Green bridges are an ecotechnological in-situ bio remediation system. Their different physical and biological filters work in combination to remove suspended and dissolved impurities of water. Green bridge filters help in reducing the suspended solids by filtration process, reducing Chemical Oxygen Demand (COD)/Biochemical Oxygen Demand (BOD) by aerobic degradation. Green Bridges also help in the restoration of ecological food chain.

== Development ==
Natural streams, rivers and lakes have their own in-built purification system which consists of natural slopes, stones for biological growth and complex food web help in the purification process. This food web is nothing but utilization of one's waste by another as its own food. Nature has her own living machinery of detritivorous microbes and other living species to consume wastes. These principles have been harnessed in the treatment of polluted streams.

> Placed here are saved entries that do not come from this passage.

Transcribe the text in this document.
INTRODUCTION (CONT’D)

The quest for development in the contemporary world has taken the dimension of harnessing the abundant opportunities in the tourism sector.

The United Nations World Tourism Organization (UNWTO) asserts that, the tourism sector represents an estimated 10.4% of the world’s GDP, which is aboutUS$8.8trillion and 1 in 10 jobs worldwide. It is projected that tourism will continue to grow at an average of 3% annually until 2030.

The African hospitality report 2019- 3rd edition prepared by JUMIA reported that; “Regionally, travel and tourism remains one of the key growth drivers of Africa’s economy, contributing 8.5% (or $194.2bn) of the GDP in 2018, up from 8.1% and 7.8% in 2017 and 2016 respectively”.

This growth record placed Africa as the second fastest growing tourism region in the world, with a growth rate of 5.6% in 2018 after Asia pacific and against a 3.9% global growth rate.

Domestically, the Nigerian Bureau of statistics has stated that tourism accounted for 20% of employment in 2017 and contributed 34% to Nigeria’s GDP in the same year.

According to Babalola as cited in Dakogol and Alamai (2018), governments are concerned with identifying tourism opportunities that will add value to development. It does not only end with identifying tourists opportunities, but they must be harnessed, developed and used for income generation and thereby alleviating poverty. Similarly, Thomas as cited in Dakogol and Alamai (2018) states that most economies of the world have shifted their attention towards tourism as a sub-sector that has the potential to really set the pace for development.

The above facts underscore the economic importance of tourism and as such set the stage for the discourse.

Green bridges are developed using fibrous material with stones. All the floatable and suspended solids are trapped in this biological bridge and the turbidity of flowing water is reduced. Green plants on the bridges increase the DO level in water, which in turn facilitates the growth of aerobic organisms, which degrade organic pollutants. Sandeep Joshi, director, SERI (Shrishti Eco-Research Institute) has developed this technology and has received a patent for it.

== Benefits ==
- Capital expenditure is comparable with the annual operational cost of conventional bioremediation systems.
- Can be developed and operated in combination with conventional systems to improve the performance of the latter.
- Reduce the ecotoxicity of the man-made substances released into the water bodies and facilitate the eco-assimilation of those pollutants into the ecological cycles thus reducing the quantum of hazardous residues to zero which otherwise require costly secured landfill and incineration techniques.

===Expected results===
- Solids control: 40–80% reduction
- Pollution control: COD/BOD reduction – 40–90%
- Fecal coliforms control: 50–100% reduction
- Ecotoxicity: Nil
- Dissolved oxygen: Increased by 150% – 1200%
- Aquatic species:
  - Increase in plants/plankton – 200%
  - Increase in micro-invertebrates – 200%

Other than the changes in the water quality mentioned above a multifold change in population of avifauna, terrestrial plants along the riverbanks has been noticed. There is an overall odour and mosquito reduction and improvement of river aesthetics. Increase in health status of aquatic life in lentic-lotic system by reduction in ecotoxicity of pollutants.